A endometriose é uma patologia que se caracteriza pelo crescimento de tecido endometrial ectópico, ou seja, há crescimento de tecido semelhante a endométrio fora do útero, em locais onde não seria suposto o mesmo surgir. O mais frequente é estes crescimentos de tecido anómalo ocorrerem na região pélvica:

- miométrio (outra camada uterina)

- fundo de saco de Douglas

- ligamentos uterosagrados

- ovários

- bexiga

- intestino

- peritoneu

 

No entanto, em casos mais raros, o tecido endometrial também pode surgir noutros órgãos, como os pulmões, o cérebro, o músculo e o olho.
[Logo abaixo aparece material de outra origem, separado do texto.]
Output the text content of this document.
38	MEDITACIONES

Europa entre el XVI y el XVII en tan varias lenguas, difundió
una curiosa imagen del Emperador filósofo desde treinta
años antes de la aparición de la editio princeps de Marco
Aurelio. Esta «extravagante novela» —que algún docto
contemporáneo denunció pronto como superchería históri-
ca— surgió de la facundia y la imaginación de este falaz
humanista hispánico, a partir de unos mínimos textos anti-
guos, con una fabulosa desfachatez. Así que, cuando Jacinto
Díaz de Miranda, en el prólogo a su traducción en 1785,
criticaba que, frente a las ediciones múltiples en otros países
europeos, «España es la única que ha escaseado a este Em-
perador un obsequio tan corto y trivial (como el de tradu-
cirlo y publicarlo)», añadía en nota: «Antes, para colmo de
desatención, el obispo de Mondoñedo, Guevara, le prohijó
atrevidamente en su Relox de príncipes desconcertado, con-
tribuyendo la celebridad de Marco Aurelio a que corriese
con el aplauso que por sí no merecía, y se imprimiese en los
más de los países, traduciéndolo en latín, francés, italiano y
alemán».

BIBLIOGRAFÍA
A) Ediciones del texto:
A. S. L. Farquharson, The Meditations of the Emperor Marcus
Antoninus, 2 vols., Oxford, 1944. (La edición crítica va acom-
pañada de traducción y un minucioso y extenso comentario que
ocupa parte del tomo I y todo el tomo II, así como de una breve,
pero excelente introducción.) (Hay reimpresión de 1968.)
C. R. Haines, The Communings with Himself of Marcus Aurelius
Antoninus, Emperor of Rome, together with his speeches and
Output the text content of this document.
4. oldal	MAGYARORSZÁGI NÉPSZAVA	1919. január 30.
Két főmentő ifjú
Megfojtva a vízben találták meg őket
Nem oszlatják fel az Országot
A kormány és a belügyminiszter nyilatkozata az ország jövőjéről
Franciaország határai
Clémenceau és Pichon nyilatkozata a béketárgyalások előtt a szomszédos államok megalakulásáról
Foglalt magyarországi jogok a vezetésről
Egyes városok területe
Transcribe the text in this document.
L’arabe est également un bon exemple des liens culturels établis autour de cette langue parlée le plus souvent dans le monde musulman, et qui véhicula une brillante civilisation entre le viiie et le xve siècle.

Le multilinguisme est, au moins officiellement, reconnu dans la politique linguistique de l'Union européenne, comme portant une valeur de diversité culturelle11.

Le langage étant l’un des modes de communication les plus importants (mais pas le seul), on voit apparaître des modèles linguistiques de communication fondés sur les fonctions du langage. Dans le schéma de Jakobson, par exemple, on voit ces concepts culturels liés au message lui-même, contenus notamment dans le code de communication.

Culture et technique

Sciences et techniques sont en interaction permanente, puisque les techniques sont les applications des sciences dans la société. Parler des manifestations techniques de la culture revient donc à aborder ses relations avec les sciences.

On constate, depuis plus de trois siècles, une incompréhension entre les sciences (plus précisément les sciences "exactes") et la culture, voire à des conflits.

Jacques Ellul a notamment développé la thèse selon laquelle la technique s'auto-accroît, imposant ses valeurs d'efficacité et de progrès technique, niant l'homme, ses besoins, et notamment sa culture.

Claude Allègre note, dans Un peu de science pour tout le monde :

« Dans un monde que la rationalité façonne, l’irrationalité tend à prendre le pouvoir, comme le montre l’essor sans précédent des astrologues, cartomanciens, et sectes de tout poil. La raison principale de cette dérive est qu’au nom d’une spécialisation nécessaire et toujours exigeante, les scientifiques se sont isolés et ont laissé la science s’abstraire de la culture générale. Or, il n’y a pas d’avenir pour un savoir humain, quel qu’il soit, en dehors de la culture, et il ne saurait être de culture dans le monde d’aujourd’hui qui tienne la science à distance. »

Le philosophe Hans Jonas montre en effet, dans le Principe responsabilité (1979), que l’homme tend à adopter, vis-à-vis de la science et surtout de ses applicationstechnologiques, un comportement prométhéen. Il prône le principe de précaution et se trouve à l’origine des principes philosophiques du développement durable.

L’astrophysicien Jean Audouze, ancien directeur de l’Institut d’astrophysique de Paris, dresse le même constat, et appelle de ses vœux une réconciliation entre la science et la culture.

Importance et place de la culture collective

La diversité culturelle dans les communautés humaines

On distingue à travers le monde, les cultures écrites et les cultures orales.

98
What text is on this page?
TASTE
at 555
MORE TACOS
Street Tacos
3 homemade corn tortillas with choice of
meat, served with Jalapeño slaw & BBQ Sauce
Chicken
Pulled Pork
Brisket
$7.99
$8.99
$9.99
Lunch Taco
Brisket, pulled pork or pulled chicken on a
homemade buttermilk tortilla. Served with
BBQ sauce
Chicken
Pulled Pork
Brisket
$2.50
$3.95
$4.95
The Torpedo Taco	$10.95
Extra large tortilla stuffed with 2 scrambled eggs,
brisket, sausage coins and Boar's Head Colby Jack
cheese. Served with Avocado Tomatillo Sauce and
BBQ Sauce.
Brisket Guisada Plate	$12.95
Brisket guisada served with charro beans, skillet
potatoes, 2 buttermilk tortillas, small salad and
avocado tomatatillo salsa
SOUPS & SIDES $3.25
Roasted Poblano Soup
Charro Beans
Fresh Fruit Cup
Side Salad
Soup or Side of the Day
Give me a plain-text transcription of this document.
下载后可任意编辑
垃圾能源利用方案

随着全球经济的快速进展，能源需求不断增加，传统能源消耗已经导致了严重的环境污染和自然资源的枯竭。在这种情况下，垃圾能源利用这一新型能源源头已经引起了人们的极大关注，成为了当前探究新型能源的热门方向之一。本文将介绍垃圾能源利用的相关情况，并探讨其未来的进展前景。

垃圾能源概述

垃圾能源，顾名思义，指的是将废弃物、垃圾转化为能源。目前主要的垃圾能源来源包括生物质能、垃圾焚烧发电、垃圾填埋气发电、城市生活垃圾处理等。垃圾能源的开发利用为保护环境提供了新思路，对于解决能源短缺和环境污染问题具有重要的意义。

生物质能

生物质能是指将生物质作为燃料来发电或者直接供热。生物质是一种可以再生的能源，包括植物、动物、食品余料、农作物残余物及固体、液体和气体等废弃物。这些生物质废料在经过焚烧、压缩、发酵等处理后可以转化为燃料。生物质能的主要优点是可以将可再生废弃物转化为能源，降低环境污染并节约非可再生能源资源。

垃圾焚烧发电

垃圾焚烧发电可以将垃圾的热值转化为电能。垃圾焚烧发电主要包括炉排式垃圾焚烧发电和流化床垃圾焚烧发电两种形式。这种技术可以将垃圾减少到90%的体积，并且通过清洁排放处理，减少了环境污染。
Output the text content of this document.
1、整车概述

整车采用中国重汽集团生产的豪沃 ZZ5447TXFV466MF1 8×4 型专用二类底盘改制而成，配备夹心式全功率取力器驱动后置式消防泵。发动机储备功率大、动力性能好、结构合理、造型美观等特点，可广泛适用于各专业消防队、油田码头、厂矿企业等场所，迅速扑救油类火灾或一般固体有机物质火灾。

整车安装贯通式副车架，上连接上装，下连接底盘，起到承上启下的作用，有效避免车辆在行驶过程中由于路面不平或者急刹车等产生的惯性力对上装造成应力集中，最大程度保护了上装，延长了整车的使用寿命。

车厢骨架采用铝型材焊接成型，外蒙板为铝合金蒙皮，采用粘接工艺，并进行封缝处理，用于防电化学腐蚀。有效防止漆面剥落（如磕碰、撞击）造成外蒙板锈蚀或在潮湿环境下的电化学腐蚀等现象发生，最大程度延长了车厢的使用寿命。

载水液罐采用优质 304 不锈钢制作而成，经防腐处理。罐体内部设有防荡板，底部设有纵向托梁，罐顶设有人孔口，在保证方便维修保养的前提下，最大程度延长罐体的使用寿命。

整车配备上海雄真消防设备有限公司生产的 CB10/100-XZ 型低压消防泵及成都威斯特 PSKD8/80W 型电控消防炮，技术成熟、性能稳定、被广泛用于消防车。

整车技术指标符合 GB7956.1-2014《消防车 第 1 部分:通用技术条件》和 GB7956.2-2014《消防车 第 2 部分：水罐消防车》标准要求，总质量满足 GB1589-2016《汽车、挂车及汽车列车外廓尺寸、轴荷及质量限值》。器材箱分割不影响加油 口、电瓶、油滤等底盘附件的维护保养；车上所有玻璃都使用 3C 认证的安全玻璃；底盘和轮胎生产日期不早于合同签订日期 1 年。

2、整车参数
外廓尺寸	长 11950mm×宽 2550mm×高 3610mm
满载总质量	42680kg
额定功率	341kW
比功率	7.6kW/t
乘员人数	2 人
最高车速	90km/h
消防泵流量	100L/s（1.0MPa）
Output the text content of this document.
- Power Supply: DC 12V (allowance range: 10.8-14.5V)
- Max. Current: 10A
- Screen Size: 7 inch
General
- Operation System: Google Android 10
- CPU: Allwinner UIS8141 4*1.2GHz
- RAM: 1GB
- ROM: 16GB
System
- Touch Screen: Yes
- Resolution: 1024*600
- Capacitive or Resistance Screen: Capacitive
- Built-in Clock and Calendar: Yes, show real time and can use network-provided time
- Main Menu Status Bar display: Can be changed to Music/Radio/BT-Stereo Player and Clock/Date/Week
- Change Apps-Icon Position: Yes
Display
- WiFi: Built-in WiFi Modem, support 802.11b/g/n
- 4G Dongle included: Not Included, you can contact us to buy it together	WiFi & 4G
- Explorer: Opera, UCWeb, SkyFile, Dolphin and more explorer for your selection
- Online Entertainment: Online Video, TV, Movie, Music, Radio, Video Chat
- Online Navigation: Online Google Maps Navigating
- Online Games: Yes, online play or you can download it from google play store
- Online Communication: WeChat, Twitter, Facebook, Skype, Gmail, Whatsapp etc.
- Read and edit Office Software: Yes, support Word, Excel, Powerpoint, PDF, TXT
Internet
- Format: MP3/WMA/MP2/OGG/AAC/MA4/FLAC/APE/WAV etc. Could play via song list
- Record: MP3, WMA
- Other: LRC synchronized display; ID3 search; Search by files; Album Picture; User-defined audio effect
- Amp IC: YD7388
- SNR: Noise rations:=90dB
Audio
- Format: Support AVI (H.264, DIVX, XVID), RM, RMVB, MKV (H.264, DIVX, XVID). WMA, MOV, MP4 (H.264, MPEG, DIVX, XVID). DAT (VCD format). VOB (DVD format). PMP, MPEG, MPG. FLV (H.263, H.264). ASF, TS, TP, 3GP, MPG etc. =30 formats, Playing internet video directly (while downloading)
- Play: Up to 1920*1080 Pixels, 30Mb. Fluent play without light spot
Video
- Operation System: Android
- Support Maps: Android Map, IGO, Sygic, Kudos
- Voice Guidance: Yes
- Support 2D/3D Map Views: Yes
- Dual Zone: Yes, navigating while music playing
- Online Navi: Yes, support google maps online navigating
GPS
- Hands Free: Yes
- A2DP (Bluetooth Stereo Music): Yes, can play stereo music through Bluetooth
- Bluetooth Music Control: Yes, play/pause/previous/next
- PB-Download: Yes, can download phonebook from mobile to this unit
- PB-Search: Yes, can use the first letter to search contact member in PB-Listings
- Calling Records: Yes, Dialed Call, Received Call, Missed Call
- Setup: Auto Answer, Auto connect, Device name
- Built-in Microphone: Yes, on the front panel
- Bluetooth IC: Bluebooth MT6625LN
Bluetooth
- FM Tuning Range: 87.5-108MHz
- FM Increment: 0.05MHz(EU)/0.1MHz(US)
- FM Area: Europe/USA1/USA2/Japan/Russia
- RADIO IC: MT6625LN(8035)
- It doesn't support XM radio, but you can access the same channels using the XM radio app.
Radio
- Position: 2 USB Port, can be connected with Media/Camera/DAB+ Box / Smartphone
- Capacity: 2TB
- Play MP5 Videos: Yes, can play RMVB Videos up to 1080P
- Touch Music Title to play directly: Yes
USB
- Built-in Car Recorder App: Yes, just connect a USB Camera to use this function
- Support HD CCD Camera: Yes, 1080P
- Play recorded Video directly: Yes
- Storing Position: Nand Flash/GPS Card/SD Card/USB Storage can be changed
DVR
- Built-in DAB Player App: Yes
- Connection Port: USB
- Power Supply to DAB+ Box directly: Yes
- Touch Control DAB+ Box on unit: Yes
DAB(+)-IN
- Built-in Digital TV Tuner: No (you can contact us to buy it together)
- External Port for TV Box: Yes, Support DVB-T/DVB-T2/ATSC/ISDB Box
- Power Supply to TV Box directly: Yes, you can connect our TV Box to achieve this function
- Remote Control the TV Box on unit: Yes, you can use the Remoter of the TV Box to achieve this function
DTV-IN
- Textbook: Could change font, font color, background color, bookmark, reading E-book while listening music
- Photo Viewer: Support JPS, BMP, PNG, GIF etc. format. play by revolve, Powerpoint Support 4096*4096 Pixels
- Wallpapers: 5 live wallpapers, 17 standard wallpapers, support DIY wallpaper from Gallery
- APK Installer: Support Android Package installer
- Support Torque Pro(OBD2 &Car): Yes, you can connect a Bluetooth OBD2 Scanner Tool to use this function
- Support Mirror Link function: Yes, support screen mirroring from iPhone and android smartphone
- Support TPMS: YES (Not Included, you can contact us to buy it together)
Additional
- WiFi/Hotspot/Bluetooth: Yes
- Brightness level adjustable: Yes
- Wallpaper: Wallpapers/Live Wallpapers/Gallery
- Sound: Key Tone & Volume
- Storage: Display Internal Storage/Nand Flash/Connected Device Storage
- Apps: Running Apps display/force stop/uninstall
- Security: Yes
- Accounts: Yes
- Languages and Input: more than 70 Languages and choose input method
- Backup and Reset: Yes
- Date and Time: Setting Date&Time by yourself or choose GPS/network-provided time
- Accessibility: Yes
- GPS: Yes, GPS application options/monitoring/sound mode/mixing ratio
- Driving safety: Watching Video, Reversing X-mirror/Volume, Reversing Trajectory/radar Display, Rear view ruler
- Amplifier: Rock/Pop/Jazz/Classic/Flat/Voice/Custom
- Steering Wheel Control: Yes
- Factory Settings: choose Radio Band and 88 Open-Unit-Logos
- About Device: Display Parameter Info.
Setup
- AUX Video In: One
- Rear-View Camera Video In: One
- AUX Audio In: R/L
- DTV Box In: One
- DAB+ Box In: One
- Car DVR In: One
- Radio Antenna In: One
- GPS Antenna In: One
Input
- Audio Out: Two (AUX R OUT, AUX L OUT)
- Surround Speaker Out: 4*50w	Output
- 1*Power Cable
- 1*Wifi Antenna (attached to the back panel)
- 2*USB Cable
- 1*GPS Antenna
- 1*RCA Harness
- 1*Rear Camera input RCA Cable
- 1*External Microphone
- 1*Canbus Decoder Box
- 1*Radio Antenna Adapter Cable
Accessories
Estes tecidos ectópicos são estrogénio-dependentes. Assim, aquando do período menstrual, estes tecidos ectópicos sangram, podendo dar origem a hemorragia rectal ou urinária.

 

É uma doença que afecta as mulheres essencialmente no período fértil, e estima-se que afecte cerca de 10 a 12% da população. É responsável por 20 a 30% dos casos de infertilidade e por 40 a 60% das queixas de dismenorreia (dor menstrual).

 

 

Embora seja frequentemente assintomática, as principais manifestações clínicas são:

- dor pélvica crónica cíclica (coincidente com o período menstrual) ou constante - como este tecido ectópico também sofre estimulação por parte dos estrogénios, isso causa uma inflamação repetida que pode levar a fibrose e aderências das estruturas

- dismenorreia (dor menstrual) severa

- dispareunia (dor durante a penetração sexual)

- disúria (dor ao urinar)

- hematúria (sangue na urina) durante o período menstrual

- hemorragia rectal (e defecação dolorosa) durante a menstruação

- cansaço

- infertilidade

 

É frequente um diagnóstico tardio, devido aos sintomas de dor inespecíficos.

 

 

 

O tratamento vai depender da sintomatologia da mulher, do seu desejo de engravidar, da sua idade e da extensão da doença.

Podem ser usados fármacos como: contraceptivos orais, progestagénios, análogos da GnRH, danazol e inibidores da aromatase.

Em casos mais graves, pode recorrer-se à cirurgia por via laparoscópica: coagulação ou laser são usados para extirpar selectivamente todo o tecido endometrial ectópico, mantendo a capacidade reprodutiva da mulher. No entanto, as recidivas são frequentes e o único tratamento definitivo é a remoção cirúrgica de ambos os ovários (ooforectomia bilateral).